4-2. Types of Stowage
The types of stowage specified for military explosives are termed as follows:
a. Magazine Stowage Class A. Classes of military explosives requiring magazine stowage class A are specified in
46CFR146.29-100. Isolation in a magazine is necessary as the commodity is usually highly sensitive to shock or very
susceptible to ignition by spark or friction. Any class of ammunition requiring magazine stowage class A will not be
overstowed with any other kind of cargo. Rules of explosives compatibility also apply within magazines, and the
explosives admixture charts prescribed in 46CFR146.29-99 must be consulted to ensure compliance. Specific
requirements for magazine stowage class A are defined by 46CFR146.29-81 and are also described in detail in
b. Ammunition Stowage. Military explosives that are authorized to be given ammunition stowage in accordance
with 46CFR146.29-100 must be stowed in a cool location, preferably in a lower tween-deck hold or lower hold. Priorities
for selecting locations are similar to those used for magazines and are specified by 46CFR146.29-75. Further details of
ammunition stowage are described in 46CFR146.29-83.
c. Chemical Ammunition Stowage. Chemical ammunition or bulk chemical agents that are authorized to be given
chemical ammunition stowage in accordance with 46CFR146.29-100 must be given protection at least equivalent to that
required for ammunition stowage, described above; however, stowage in a deep tank or lower hold is preferred. Because
of the hazards associated with leakage, precautions must be taken during the dunnaging operation to seal the pump
suctions, hatch covers, and ventilators in accordance with procedures specified by 46CFR146.29-85.

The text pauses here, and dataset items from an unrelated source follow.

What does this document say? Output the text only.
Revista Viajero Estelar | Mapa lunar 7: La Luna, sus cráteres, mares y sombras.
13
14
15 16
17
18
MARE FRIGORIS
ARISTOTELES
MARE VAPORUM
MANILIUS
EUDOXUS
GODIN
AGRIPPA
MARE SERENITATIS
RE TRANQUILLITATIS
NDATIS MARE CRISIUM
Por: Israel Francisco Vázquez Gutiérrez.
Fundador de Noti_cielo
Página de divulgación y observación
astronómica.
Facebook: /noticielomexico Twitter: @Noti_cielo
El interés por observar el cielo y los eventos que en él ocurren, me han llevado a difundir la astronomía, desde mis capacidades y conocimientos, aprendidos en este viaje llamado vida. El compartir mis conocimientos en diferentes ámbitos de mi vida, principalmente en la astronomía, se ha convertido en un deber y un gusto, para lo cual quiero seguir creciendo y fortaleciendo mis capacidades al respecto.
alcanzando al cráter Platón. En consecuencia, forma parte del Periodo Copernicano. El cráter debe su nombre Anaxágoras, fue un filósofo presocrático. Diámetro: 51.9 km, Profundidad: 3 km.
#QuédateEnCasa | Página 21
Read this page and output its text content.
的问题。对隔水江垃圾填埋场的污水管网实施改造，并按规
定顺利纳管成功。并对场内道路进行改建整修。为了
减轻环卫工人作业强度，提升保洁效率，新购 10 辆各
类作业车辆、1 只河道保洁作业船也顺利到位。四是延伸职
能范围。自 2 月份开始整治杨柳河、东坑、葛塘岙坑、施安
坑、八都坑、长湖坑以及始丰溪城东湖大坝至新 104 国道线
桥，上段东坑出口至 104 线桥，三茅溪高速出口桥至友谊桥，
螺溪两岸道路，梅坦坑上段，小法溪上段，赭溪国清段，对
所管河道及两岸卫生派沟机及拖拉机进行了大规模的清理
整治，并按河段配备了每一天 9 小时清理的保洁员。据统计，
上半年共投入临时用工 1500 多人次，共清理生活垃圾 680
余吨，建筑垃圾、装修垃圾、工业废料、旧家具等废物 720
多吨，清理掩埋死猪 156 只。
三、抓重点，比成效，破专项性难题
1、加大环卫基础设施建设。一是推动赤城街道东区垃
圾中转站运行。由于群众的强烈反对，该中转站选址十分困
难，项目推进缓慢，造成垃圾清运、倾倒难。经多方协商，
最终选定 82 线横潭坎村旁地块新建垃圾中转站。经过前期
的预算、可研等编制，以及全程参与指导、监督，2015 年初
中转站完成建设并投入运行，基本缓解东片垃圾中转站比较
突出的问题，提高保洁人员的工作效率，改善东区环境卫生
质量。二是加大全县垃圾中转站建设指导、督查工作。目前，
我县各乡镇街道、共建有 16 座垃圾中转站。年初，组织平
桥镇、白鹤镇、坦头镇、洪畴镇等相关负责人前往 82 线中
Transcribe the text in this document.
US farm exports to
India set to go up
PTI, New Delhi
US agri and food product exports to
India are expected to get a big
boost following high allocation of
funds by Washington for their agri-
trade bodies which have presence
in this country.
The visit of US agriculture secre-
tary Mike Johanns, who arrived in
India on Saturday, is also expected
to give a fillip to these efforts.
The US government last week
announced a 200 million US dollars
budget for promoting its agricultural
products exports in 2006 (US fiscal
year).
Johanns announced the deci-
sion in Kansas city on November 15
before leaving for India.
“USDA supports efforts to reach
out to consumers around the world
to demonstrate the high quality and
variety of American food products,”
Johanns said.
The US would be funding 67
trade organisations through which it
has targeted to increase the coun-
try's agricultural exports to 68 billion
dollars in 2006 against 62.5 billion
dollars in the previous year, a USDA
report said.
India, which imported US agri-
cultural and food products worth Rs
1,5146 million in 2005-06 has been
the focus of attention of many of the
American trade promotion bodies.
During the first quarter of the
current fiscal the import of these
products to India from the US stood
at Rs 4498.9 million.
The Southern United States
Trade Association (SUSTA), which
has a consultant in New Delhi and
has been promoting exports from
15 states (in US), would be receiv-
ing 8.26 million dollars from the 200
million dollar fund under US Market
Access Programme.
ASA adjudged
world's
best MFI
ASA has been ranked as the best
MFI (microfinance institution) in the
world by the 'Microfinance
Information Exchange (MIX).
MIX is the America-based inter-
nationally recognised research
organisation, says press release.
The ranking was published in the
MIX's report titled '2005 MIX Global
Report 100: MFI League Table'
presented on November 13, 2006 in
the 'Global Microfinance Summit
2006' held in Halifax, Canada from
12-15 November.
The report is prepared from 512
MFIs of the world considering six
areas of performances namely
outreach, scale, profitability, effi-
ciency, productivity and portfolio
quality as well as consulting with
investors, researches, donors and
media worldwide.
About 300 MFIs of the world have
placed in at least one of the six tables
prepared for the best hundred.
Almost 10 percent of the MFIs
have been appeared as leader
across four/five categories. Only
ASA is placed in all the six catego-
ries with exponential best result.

d. Special Stowage. Classes of military explosives that are authorized for special stowage by 46CFR146.20-100
can be stowed in a ventilated space, protected from the elements, that does not contain vessel stores or machinery or
equipment used during the navigation of the vessel and that 44 can be closed off from traffic while at sea. Such
locations include, for example, deck houses, mast houses, and mast lockers. Dunnage must be fitted to protect the
explosives from contact damage with the ship's structure. Further stowage requirements are specified in 46CFR146.29-
e. Portable Magazine Stowage. Military explosives classifications authorized for stowage in portable magazines
must be stowed in a hold or on deck in accordance with the explosives admixture charts (46CFR146.29-99) and the
handling and stowage charts of 46CFR146.29-100 for the particular class of explosives stowed therein. On-deck
stowage will also meet the requirements of 46CFR146.29-57. Construction details for portable magazines are specified
in 46CFR146.29-89 and are described further in paragraph 6-8b.
f. Pyrotechnic Stowage. Pyrotechnic ammunition is given ammunition stowage or special stowage away from heat
and protected from moisture. Except where permitted specifically by explosives admixture charts, pyrotechnic
ammunition is not stowed in a hold or compartment with other military explosives. Full details for pyrotechnic stowage
are provided in 46CFR146.29-91 g. Stowage of Blasting Caps, Detonators, or Primer Detonators. Stowage of this
general type of military explosives will conform to the provisions of 46CFR146.29-99 and -100. Separation requirements
are particularly stringent and are defined explicitly in 46CFR,146.29-93.
h. Deck Loading. Deck-loaded CONEX boxes, MILVAN, or ISO containers will be blocked and braced in
accordance with applicable service drawings.
4-3. Deck Stowage
a. Most classes of explosives cargo can be stowed on the weather deck, provided that the conditions prescribed in
46CFR146.29-57 and 46CFR146.29-59 are met. Typical cargo stowed on deck includes the following: last-on first-off
loads in way of hatch; items that are too large to fit through the hatches, such as completely assembled missiles or
rockets; items that are relatively bulky compared to their weight, such as bomb fins and empty incendiary bombs;
flammable liquids, solids, or oxidizing materials: corrosive liquids; compressed gases, poisons, and combustible liquids
(including rocket engines containing a liquid propellant and fuels in containers for guided missiles and rockets). Deck
stowage of a dangerous item above a hold containing military explosives will not be undertaken unless specifically
authorized by 46CFR146.20-100 and the sections referenced above.